Open source

I like building software, and below are some open source projects I've built during my time at Better or Spotify, along with some things I built in my spare time. Most of it is not on my personal Github, so I've compiled it here:

Annoy

Annoy is a C++/Python library to index and retrieve vectors in high-dimensional spaces. These types of approximate nearest neighbor queries are very useful for certain types of machine learning models that I used at Spotify to power the recommender system. Annoy is widely used outside of Spotify, for instance by Instacart and Uber.

Luigi

I built Luigi at Spotify to handle the very complex dependency graph of job arising in the recommender system. It's been widely used by many other companies outside of Spotify. In the last few years, I have not had time to support Luigi, and it's probably past its days of glory.

ANN-Benchmarks

ANN-Benchmarks provides a benchmark suites for approximate nearest neighbor systems such as Annoy.

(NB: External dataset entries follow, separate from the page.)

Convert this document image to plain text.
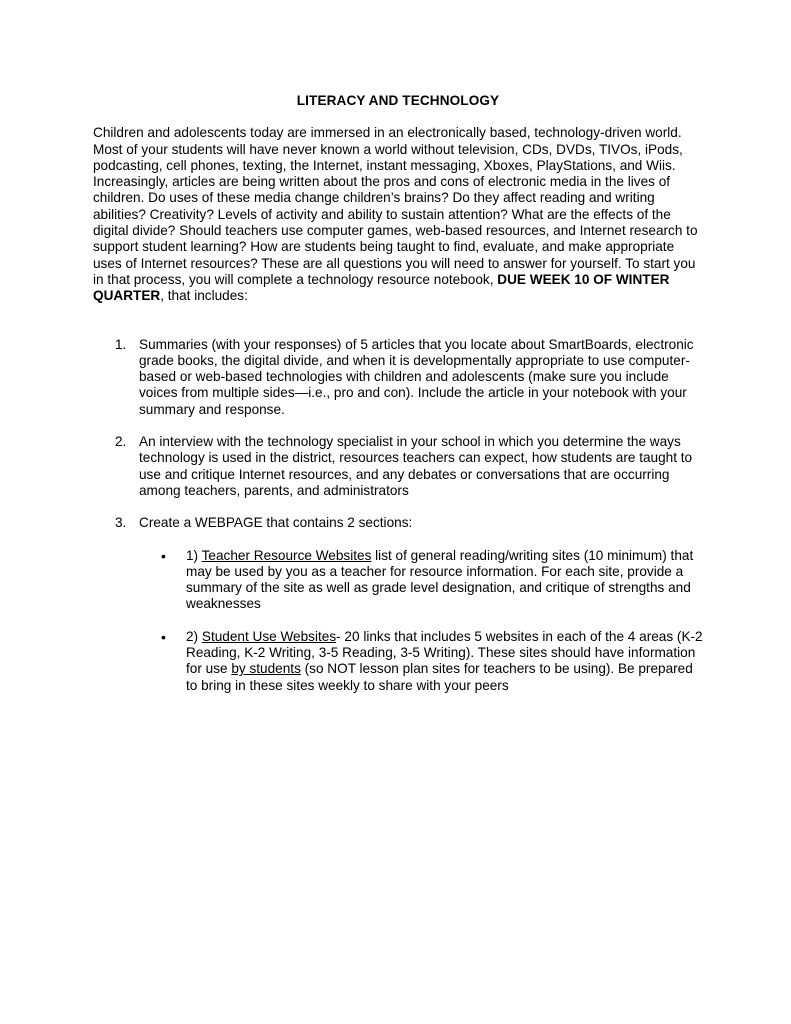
LITERACY AND TECHNOLOGY

Children and adolescents today are immersed in an electronically based, technology-driven world. Most of your students will have never known a world without television, CDs, DVDs, TIVOs, iPods, podcasting, cell phones, texting, the Internet, instant messaging, Xboxes, PlayStations, and Wiis. Increasingly, articles are being written about the pros and cons of electronic media in the lives of children. Do uses of these media change children’s brains? Do they affect reading and writing abilities? Creativity? Levels of activity and ability to sustain attention? What are the effects of the digital divide? Should teachers use computer games, web-based resources, and Internet research to support student learning? How are students being taught to find, evaluate, and make appropriate uses of Internet resources? These are all questions you will need to answer for yourself. To start you in that process, you will complete a technology resource notebook, DUE WEEK 10 OF WINTER QUARTER, that includes:

1. Summaries (with your responses) of 5 articles that you locate about SmartBoards, electronic grade books, the digital divide, and when it is developmentally appropriate to use computer-based or web-based technologies with children and adolescents (make sure you include voices from multiple sides—i.e., pro and con). Include the article in your notebook with your summary and response.
2. An interview with the technology specialist in your school in which you determine the ways technology is used in the district, resources teachers can expect, how students are taught to use and critique Internet resources, and any debates or conversations that are occurring among teachers, parents, and administrators
3. Create a WEBPAGE that contains 2 sections:
• 1) Teacher Resource Websites list of general reading/writing sites (10 minimum) that may be used by you as a teacher for resource information. For each site, provide a summary of the site as well as grade level designation, and critique of strengths and weaknesses
• 2) Student Use Websites- 20 links that includes 5 websites in each of the 4 areas (K-2 Reading, K-2 Writing, 3-5 Reading, 3-5 Writing). These sites should have information for use by students (so NOT lesson plan sites for teachers to be using). Be prepared to bring in these sites weekly to share with your peers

It features a number of pregenerated data sets that are used by researchers building new algorithms.

Git of Theseus

Git of Theseus came out of a blog post on this blog analyzing the half-life of code repos and how different authors contribute to it. It's a tool that can analyze any git repository and output a number of interesting charts.

Convoys

Convoys fits a number of statistical models for analyzing conversion rate. There's a bunch of fun statistics/math going into it, and it has helped Better improve its user acquisition and conversion substantially. I've written a blog post on Better's engineering blog.

JSONSchema2DB

Introspects JSON Schemas and creates Postgres/Redshift tables and ingests data to them.

Synchronicity

Synchronicity does a bunch of magic wrapping to take a library written using Python's async syntax, and turns it into something that can be used both in a synchronous and an asynchronous context.